Modern psychiatry recognizes something called “perpetrator trauma,” a presentation of post-traumatic stress disorder (PTSD) symptoms caused by an act or acts of killing.

But what the Ohr Hachaim is expounding upon is a different upshot of perpetrating violence: the erosion of the natural human instinct of mercy.

And his report about not only the post-murder desensitization of assassins (the word “assassin,” as it happens, derived from an Arabic name for the reputedly murderous Nizari Ismaili sect) but of their being enthralled by taking lives resonates all too strongly today, when we have seen Yishmaeli murderers exulting  after killing men, women and children. Even the mere imagining of murdering Jews is enough to enrapture some, as they joyfully and mindlessly chant their hope to rid the Holy Land of Jews “from the river to the sea.”

© 2024 Rabbi Avi Shafran

Eikev – Consumer Goods

It’s remarkable how prominent eating is in the Torah. The designation of which animals one may eat, the consumption of parts of all korbonos except olos, matza on Pesach, seudos on Shabbos and Yomtov… And yet, eating would seem to be an animalistic endeavor, something to be accepted as necessary, perhaps, but not awarded religious value.

But human consumption of food is qualitatively different from animals’ feeding. That is the essence of the words “[Hashem] subjected you to the hardship of hunger and then gave you mon to eat, which neither you nor your ancestors had ever known, in order to teach you that a human being does not live on bread alone, but that one must live on all the words of Hashem.”

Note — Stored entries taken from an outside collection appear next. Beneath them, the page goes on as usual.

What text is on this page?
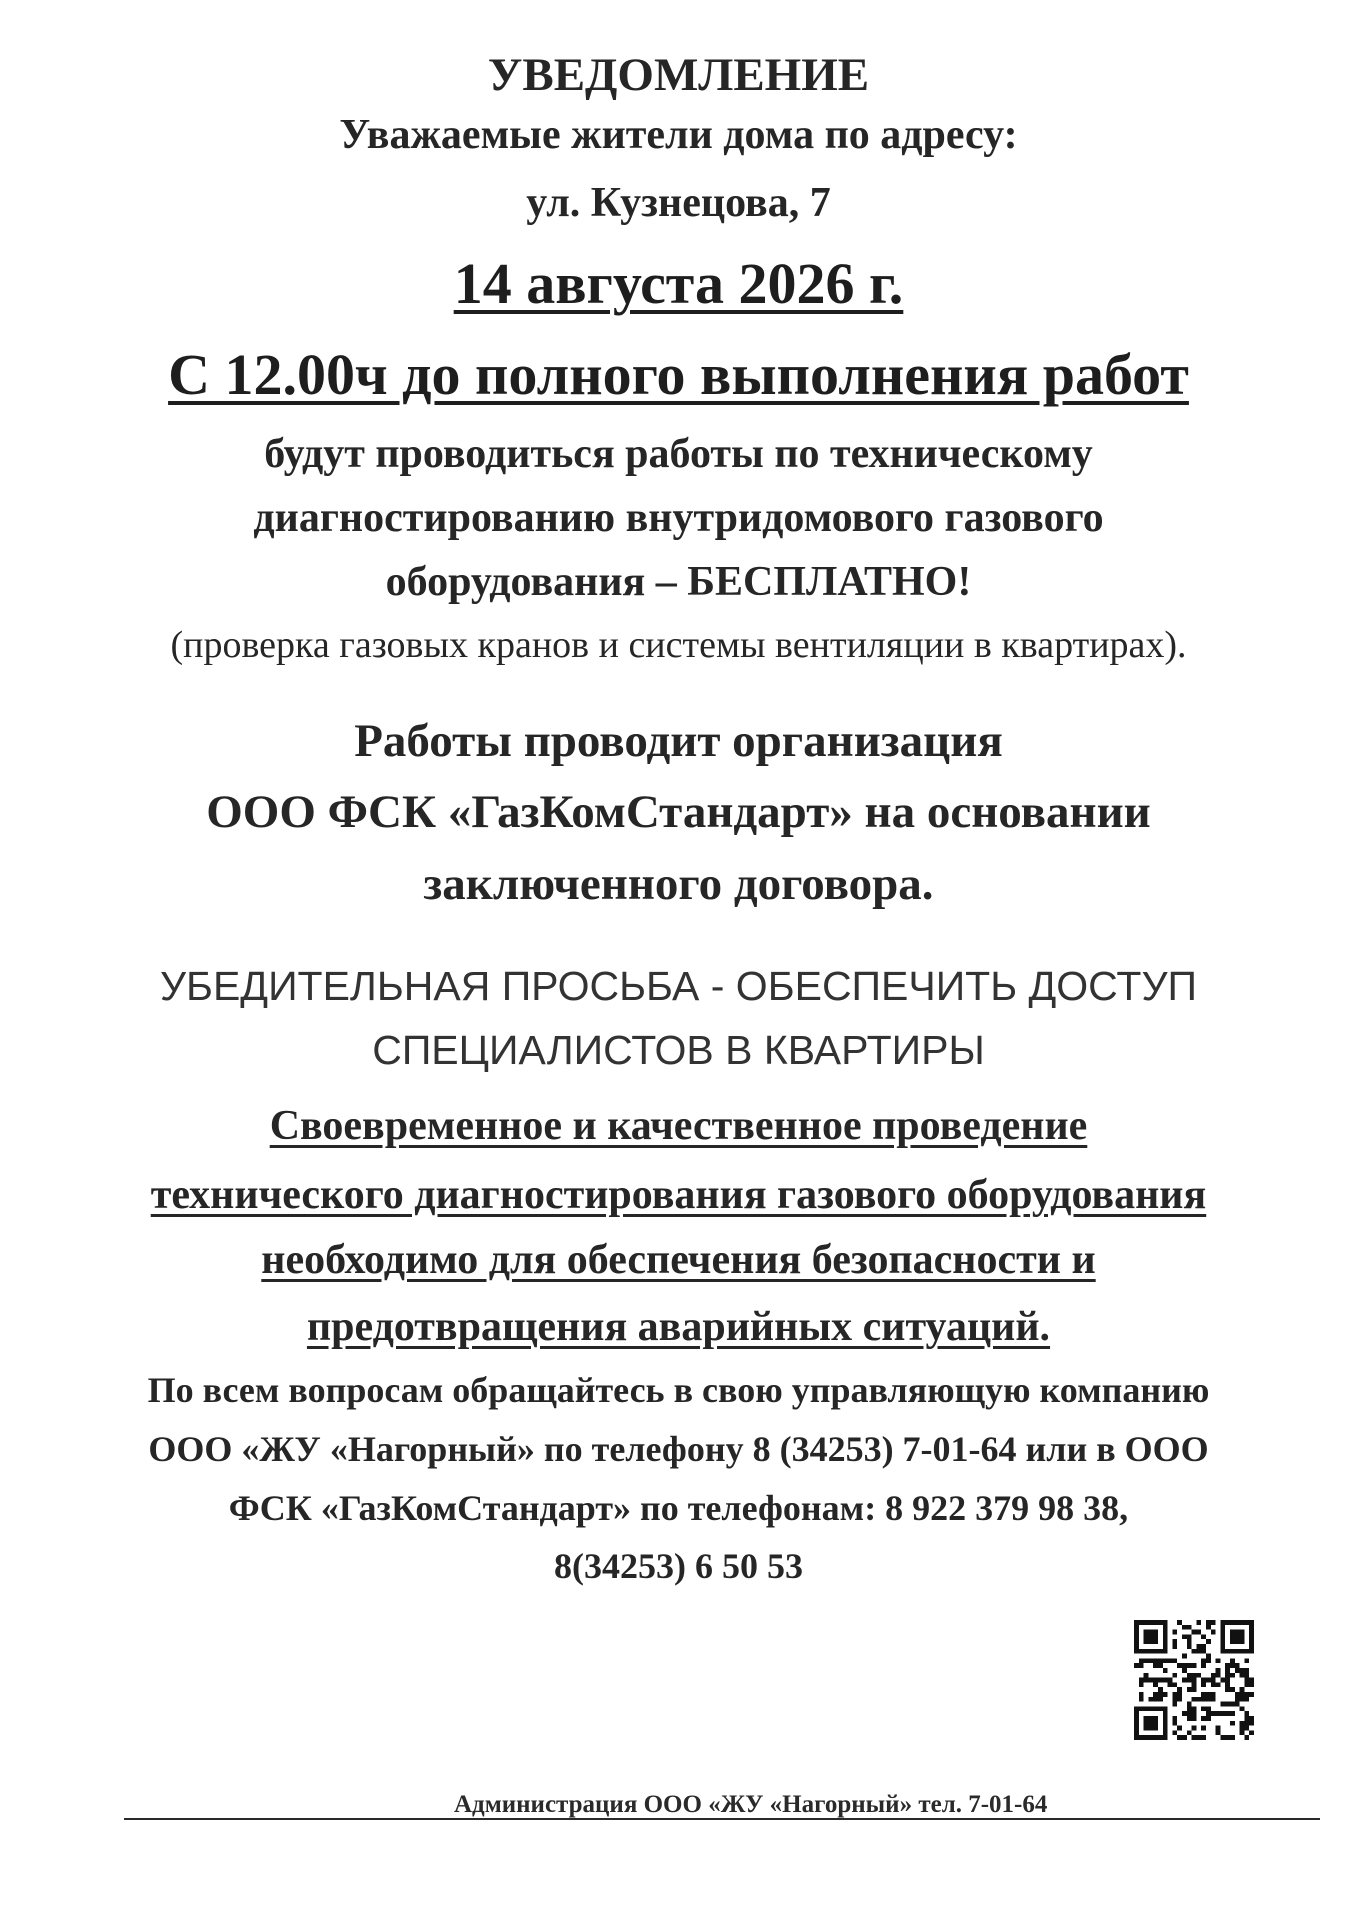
УВЕДОМЛЕНИЕ
Уважаемые жители дома по адресу:
ул. Кузнецова, 7
14 августа 2026 г.
С 12.00ч до полного выполнения работ
будут проводиться работы по техническому
диагностированию внутридомового газового
оборудования – БЕСПЛАТНО!
(проверка газовых кранов и системы вентиляции в квартирах).
Работы проводит организация
ООО ФСК «ГазКомСтандарт» на основании
заключенного договора.
УБЕДИТЕЛЬНАЯ ПРОСЬБА - ОБЕСПЕЧИТЬ ДОСТУП
СПЕЦИАЛИСТОВ В КВАРТИРЫ
Своевременное и качественное проведение
технического диагностирования газового оборудования
необходимо для обеспечения безопасности и
предотвращения аварийных ситуаций.
По всем вопросам обращайтесь в свою управляющую компанию
ООО «ЖУ «Нагорный» по телефону 8 (34253) 7-01-64 или в ООО
ФСК «ГазКомСтандарт» по телефонам: 8 922 379 98 38,
8(34253) 6 50 53
Администрация ООО «ЖУ «Нагорный» тел. 7-01-64
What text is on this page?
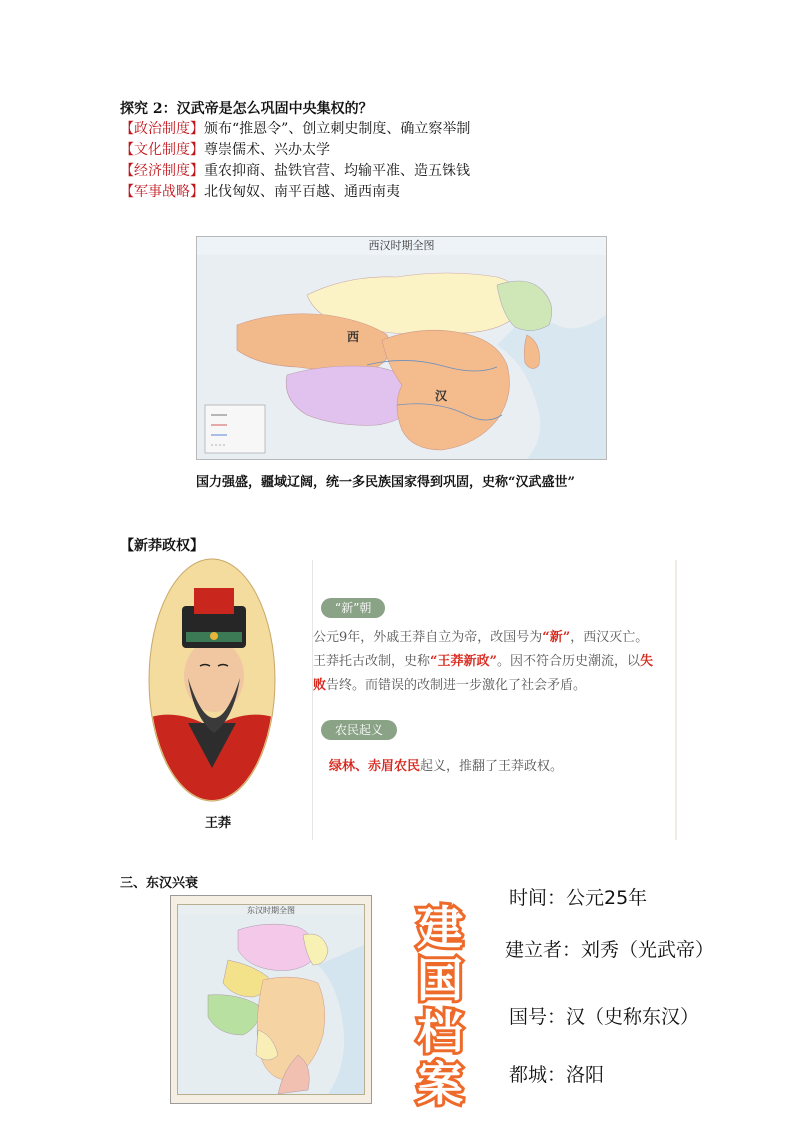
探究 2：汉武帝是怎么巩固中央集权的？
【政治制度】颁布“推恩令”、创立刺史制度、确立察举制
【文化制度】尊崇儒术、兴办太学
【经济制度】重农抑商、盐铁官营、均输平准、造五铢钱
【军事战略】北伐匈奴、南平百越、通西南夷
西汉时期全图
西
汉
国力强盛，疆域辽阔，统一多民族国家得到巩固，史称“汉武盛世”
【新莽政权】
王莽
“新”朝
公元9年，外戚王莽自立为帝，改国号为“新”，西汉灭亡。王莽托古改制，史称“王莽新政”。因不符合历史潮流，以失败告终。而错误的改制进一步激化了社会矛盾。
农民起义
绿林、赤眉农民起义，推翻了王莽政权。
三、东汉兴衰
东汉时期全图	建
国
档
案
时间：公元25年
建立者：刘秀（光武帝）
国号：汉（史称东汉）
都城：洛阳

That pasuk is often understood as meaning simply that our lives are made meaningful by following Hashem’s words. But its deeper meaning is something else: While we may think that our souls are nourished by the vitamins, minerals, proteins and fats in what we eat, the Torah is telling us that our true life nourishment comes from something ethereal, holy, that permeates our food, something instilled there by Hashem’s  will. That was the lesson of the mon, that our lives’ engines and their fuel are not ultimately physical. It’s a concept philosophers call vitalism. 

And the wordings of our birchos hanehenim hint at that fact : Shehakol nih’yeh bid’varo, borei pri ha’etz, hamotzi [by His decree] lechem. We don’t just say thank You for what we are about to eat but express the fact that the food is caused by, and imbued with, something divine, and that it is really that invisible element that provides us human life.

R’ Chaim Vital quotes the Arizal as saying that the highest spiritual level is accessible by concentrating on our brachos, because they are not mere expressions of gratitude but, rather, means of sublimating and refining the base element inherent in the physical stuff we are eating. “And he [the Arizal],” R’ Vital writes, “impressed the importance of that upon me greatly.”

Those of us who have been saying brachos from childhood too easily fall into reciting them by rote, often mumbling them without thinking much, if at all, about their words’ meanings. 

We do well to watch and listen to the newly observant when they make brachos, and strive to emulate their concentration on what they are saying.